La nostra vita, la fede e i talenti dell’omosessualità
Riflessioni di Emanuele Macca del gruppo Il Guado di Milano
Stavo scrivendo a un amico su cosa significa vivere con piena ricchezza il dono dell’omosessualità. La definizione di dono l’ho appresa per la prima volta da Gianni Geraci che definisce sempre l’omosessualità come una vocazione.
E ogni vocazione porta con sé dei talenti da donare agli altri nel modo che il contesto storico che viviamo ci permette di fare.Allora cosa più della “parabola dei talenti” può darci delle indicazioni a tal proposito?

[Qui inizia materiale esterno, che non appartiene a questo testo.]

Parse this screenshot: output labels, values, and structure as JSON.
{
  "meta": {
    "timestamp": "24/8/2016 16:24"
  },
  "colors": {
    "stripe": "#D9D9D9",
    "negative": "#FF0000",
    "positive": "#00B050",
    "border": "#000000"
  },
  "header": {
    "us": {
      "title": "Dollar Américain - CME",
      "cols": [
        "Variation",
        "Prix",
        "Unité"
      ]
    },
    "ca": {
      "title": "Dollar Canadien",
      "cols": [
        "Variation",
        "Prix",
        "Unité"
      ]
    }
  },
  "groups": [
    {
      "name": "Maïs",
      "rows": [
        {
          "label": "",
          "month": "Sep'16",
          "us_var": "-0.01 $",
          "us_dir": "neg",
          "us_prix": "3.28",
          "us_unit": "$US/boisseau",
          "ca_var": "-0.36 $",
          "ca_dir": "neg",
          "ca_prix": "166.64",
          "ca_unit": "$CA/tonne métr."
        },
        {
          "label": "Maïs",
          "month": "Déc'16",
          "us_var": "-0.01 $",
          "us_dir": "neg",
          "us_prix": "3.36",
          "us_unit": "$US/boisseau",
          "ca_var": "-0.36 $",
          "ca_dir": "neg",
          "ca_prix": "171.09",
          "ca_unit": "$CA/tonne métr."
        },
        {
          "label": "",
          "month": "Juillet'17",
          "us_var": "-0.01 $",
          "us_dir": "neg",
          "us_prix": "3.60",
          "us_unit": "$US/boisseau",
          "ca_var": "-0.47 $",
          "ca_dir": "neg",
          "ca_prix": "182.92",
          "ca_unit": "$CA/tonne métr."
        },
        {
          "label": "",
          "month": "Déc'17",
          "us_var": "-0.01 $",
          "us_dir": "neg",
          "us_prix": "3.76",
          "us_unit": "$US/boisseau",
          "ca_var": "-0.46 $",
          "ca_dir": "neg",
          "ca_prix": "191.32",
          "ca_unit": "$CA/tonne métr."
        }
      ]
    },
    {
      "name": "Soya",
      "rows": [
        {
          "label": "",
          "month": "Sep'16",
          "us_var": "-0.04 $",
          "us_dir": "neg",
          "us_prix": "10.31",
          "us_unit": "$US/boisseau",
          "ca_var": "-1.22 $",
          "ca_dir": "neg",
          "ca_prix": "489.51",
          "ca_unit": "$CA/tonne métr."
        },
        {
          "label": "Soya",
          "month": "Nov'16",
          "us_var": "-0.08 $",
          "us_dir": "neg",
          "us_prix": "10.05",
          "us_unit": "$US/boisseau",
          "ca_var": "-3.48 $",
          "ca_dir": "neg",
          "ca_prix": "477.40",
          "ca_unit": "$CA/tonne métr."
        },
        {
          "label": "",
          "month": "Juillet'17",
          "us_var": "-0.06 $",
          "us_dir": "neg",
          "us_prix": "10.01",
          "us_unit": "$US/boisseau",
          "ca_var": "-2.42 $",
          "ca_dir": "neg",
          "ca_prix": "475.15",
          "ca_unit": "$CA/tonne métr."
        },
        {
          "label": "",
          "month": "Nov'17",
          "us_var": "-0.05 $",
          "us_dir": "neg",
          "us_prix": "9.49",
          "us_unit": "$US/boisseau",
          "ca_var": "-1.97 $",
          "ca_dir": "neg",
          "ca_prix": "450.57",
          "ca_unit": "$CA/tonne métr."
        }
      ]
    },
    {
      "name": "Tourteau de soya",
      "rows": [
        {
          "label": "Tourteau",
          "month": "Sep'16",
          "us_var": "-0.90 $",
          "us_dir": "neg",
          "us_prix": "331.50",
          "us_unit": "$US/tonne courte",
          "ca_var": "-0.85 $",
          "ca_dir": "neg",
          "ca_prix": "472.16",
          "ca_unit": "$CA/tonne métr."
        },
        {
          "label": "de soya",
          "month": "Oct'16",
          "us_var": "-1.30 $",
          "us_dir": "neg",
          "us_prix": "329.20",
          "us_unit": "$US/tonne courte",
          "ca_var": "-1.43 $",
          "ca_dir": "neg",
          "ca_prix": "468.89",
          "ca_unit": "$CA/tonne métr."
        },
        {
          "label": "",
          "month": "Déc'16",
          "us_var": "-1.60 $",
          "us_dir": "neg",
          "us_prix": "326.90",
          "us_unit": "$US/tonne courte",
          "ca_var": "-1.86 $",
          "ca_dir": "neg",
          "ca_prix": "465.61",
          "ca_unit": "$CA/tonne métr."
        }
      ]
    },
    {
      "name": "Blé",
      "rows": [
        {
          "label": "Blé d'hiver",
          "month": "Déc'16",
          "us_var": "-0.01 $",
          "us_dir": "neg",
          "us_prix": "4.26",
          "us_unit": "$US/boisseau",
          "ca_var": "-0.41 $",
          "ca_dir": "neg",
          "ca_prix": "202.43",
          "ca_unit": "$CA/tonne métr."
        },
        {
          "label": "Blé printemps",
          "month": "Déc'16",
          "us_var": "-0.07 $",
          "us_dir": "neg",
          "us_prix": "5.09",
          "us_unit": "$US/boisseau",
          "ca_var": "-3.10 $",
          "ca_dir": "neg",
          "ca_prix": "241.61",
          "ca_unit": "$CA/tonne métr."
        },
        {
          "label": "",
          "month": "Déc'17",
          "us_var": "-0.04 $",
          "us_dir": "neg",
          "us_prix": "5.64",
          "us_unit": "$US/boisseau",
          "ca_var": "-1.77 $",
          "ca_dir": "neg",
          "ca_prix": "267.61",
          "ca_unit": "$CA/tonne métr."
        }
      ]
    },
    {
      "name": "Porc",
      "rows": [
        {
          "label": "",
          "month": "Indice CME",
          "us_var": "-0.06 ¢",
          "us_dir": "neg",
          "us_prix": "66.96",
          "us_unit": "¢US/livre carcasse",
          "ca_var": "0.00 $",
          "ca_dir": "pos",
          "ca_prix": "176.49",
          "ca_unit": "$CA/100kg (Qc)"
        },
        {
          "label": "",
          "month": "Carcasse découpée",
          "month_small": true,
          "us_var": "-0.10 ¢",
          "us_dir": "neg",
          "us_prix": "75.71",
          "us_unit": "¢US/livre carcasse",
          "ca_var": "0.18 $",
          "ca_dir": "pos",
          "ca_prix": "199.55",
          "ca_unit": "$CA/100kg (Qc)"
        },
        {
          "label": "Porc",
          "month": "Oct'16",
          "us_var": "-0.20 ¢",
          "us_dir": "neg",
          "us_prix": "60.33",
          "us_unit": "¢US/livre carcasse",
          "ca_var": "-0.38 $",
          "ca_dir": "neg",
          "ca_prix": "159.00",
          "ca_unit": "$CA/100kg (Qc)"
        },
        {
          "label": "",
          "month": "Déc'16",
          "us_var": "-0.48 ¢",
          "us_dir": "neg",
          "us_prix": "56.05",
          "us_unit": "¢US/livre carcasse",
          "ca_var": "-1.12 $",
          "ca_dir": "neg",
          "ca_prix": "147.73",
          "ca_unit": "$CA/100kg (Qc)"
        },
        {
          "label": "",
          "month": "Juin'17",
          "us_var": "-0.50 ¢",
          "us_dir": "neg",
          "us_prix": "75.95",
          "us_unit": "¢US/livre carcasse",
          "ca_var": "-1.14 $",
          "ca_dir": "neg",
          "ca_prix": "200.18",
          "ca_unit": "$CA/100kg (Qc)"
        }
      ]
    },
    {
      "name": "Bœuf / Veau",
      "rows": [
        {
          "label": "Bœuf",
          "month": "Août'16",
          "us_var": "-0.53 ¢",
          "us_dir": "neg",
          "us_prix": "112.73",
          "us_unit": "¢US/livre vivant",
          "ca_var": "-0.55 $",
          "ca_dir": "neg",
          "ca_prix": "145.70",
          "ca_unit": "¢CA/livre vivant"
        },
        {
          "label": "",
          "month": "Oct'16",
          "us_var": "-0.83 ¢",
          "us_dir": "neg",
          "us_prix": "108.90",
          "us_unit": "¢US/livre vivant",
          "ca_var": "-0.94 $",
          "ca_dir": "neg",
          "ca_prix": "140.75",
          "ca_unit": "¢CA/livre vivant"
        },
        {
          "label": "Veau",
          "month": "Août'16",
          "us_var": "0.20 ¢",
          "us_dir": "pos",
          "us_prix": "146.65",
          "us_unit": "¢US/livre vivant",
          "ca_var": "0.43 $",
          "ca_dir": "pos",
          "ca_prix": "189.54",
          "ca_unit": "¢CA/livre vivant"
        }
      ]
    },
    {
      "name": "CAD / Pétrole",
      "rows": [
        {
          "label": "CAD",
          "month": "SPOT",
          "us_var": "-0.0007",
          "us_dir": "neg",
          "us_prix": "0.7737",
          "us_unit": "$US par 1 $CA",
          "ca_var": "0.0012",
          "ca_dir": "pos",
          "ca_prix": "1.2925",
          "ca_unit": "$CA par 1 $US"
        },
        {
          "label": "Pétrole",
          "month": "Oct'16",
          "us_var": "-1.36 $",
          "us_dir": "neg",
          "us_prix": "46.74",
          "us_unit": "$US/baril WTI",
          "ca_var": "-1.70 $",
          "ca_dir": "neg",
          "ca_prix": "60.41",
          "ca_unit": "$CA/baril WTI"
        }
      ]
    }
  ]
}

La riporto qui per intero: “Avverrà come di un uomo che, partendo per un viaggio, chiamò i suoi servi e consegnò loro i suoi beni. A uno diede cinque talenti, a un altro due, a un altro uno, a ciascuno secondo la sua capacità, e partì. Colui che aveva ricevuto cinque talenti, andò subito a impiegarli e ne guadagnò altri cinque.
Così anche quello che ne aveva ricevuti due, ne guadagnò altri due. Colui invece che aveva ricevuto un solo talento, andò a fare una buca nel terreno e vi nascose il denaro del suo padrone. Dopo molto tempo il padrone di quei servi tornò, e volle regolare i conti con loro.
Colui che aveva ricevuto cinque talenti, ne presentò altri cinque, dicendo: Signore, mi hai consegnato cinque talenti; ecco, ne ho guadagnati altri cinque. Bene, servo buono e fedele, gli disse il suo padrone, sei stato fedele nel poco, ti darò autorità su molto; prendi parte alla gioia del tuo padrone.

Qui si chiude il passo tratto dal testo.